Thursday, 28 de March de 2024 ISSN 1519-7670 - Ano 24 - nº 1281

A insuficiência dos obituários

Tranqüilo, firme, compreensivo, criativo, corajoso, nobre. Elegante em todos os sentidos – um príncipe. Príncipe do jornalismo, para utilizar a expressão cunhada por Alceu de Amoroso Lima há algumas décadas.

Rodolfo Fernandes foi homenageado com emoção e carinho como convém a “um homem sem inimigos” como o pai, Hélio Fernandes, o retratou em breve e tocante necrológio.

Aqui, neste Observatório, além das pinceladas sobre a sua cativante personalidade e a surda tragédia que se desenrolou cotidianamente ao longo de dois anos na Redação do Globo, Rodolfo merece avaliações estritamente profissionais. Que o valorizam mais ainda.

Dever cumprido

Herdeiro do desafio que Roberto Marinho deixou para Evandro Carlos de Andrade (depois repassado a Merval Pereira e Ali Kamel), Rodolfo desincumbia-se com brilho da “missão impossível”: manter a trepidação de um antigo vespertino ligado à vida da cidade e competir no plano nacional em pé de igualdade com os dois jornalões editados em São Paulo (Folha e Estadão).

Rodolfo imprimiu agilidade e vibração ao jornal, não se deixou impregnar pela pseudo-isenção que domina a imprensa brasileira – o espírito carioca a repeliria –, buscou e reencontrou a perdida entonação do jornalismo de opinião.

Ao mesmo tempo criou um sofisticado núcleo de repórteres investigativos que não aceitam “dossiês secretos”, nem vídeos clandestinos, sem antes checá-los exaustivamente.
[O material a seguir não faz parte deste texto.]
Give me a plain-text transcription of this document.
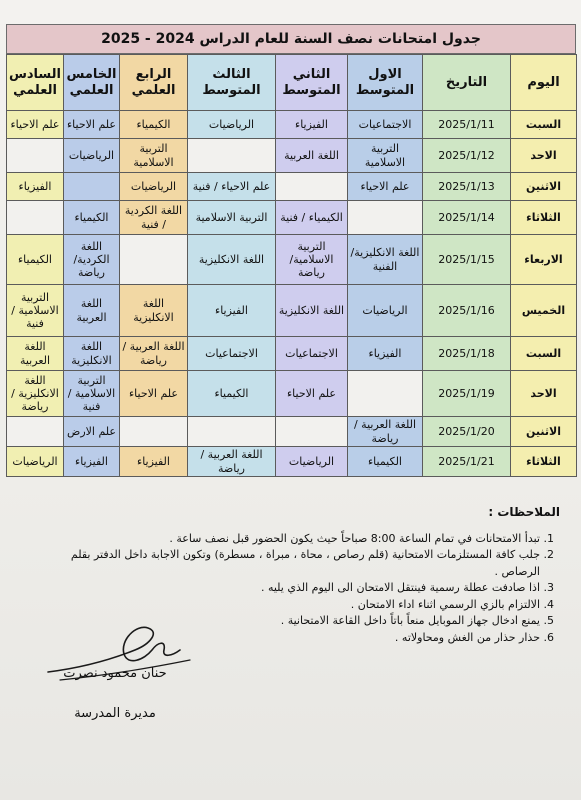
جدول امتحانات نصف السنة للعام الدراس 2024 - 2025
اليوم	التاريخ	الاول المتوسط	الثاني المتوسط	الثالث المتوسط	الرابع العلمي	الخامس العلمي	السادس العلمي
السبت	2025/1/11	الاجتماعيات	الفيزياء	الرياضيات	الكيمياء	علم الاحياء	علم الاحياء
الاحد	2025/1/12	التربية الاسلامية	اللغة العربية		التربية الاسلامية	الرياضيات	
الاثنين	2025/1/13	علم الاحياء		علم الاحياء / فنية	الرياضيات		الفيزياء
الثلاثاء	2025/1/14		الكيمياء / فنية	التربية الاسلامية	اللغة الكردية / فنية	الكيمياء	
الاربعاء	2025/1/15	اللغة الانكليزية/ الفنية	التربية الاسلامية/ رياضة	اللغة الانكليزية		اللغة الكردية/ رياضة	الكيمياء
الخميس	2025/1/16	الرياضيات	اللغة الانكليزية	الفيزياء	اللغة الانكليزية	اللغة العربية	التربية الاسلامية / فنية
السبت	2025/1/18	الفيزياء	الاجتماعيات	الاجتماعيات	اللغة العربية / رياضة	اللغة الانكليزية	اللغة العربية
الاحد	2025/1/19		علم الاحياء	الكيمياء	علم الاحياء	التربية الاسلامية / فنية	اللغة الانكليزية / رياضة
الاثنين	2025/1/20	اللغة العربية / رياضة				علم الارض	
الثلاثاء	2025/1/21	الكيمياء	الرياضيات	اللغة العربية / رياضة	الفيزياء	الفيزياء	الرياضيات
الملاحظات :
1. تبدأ الامتحانات في تمام الساعة 8:00 صباحاً حيث يكون الحضور قبل نصف ساعة .
2. جلب كافة المستلزمات الامتحانية (قلم رصاص ، محاة ، مبراة ، مسطرة) وتكون الاجابة داخل الدفتر بقلم الرصاص .
3. اذا صادفت عطلة رسمية فينتقل الامتحان الى اليوم الذي يليه .
4. الالتزام بالزي الرسمي اثناء اداء الامتحان .
5. يمنع ادخال جهاز الموبايل منعاً باتاً داخل القاعة الامتحانية .
6. حذار حذار من الغش ومحاولاته .
حنان محمود نصرت
مديرة المدرسة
Atento às novas tecnologias e plataformas noticiosas estava, no entanto, rigorosamente afinado com a melhor tradição jornalística. Por osmose ou genética – seu pai, Hélio Fernandes e o tio, Millôr Fernandes, são expoentes da nossa imprensa e da nossa cultura.

Este observador conheceu Rodolfo Fernandes ainda criança, encontrou-o ao longo da última década em diferentes ambientes e circunstâncias. Nunca o ouviu discorrer sobre “modelo de negócios”, estava preocupado em fazer bom jornalismo, incrementar a qualidade dos textos, dar densidade à informação. Fazer o jornal “falar”. Este paradigma hoje parece esquecido.

O último encontro (em fins de 2007), e a seu convite, ocorreu numa tarde na Redação do jornal: aproximava-se a temporada de comemorações do bicentenário de fundação da imprensa brasileira, Rodolfo queria um briefing informal para alguns editores a partir do qual seria montada uma pauta. A cobertura não se materializou, mas Rodolfo cumpriu o seu dever de preparar o jornal para o evento.

Com as pupilas

Não menos marcante foi o seu desempenho diante das críticas veiculadas por este Observatório. Não respondia a todos os reparos aqui veiculados, mas em alguns casos não se importava em replicar, treplicar e pacientemente esclarecer as cobranças. Inabalável, mas respeitoso e irônico. Um esgrimista – com florete sem ponta nem gume (ver “O Globo e a cobertura do megagrampo”).

Participou de algumas edições televisivas deste Observatório”, em depoimentos gravados e ao vivo. Desculpava-se por não atender a todas as solicitações, o horário do programa coincidia com o fechamento, justificava-se (ver “Mídia e sequestros / A decisão crucial”).

Estimulava, porém, os editores a participar do programa convencido de que o jornalista precisa mostrar-se ao leitor. Desentocar-se.

Foi à Redação na quinta-feira (25/8), morreu no dia seguinte. Entocado. “Falando” apenas com a pupila dos olhos.

Obituários serão sempre insuficientes, precários. Nos dias seguintes haverá outros.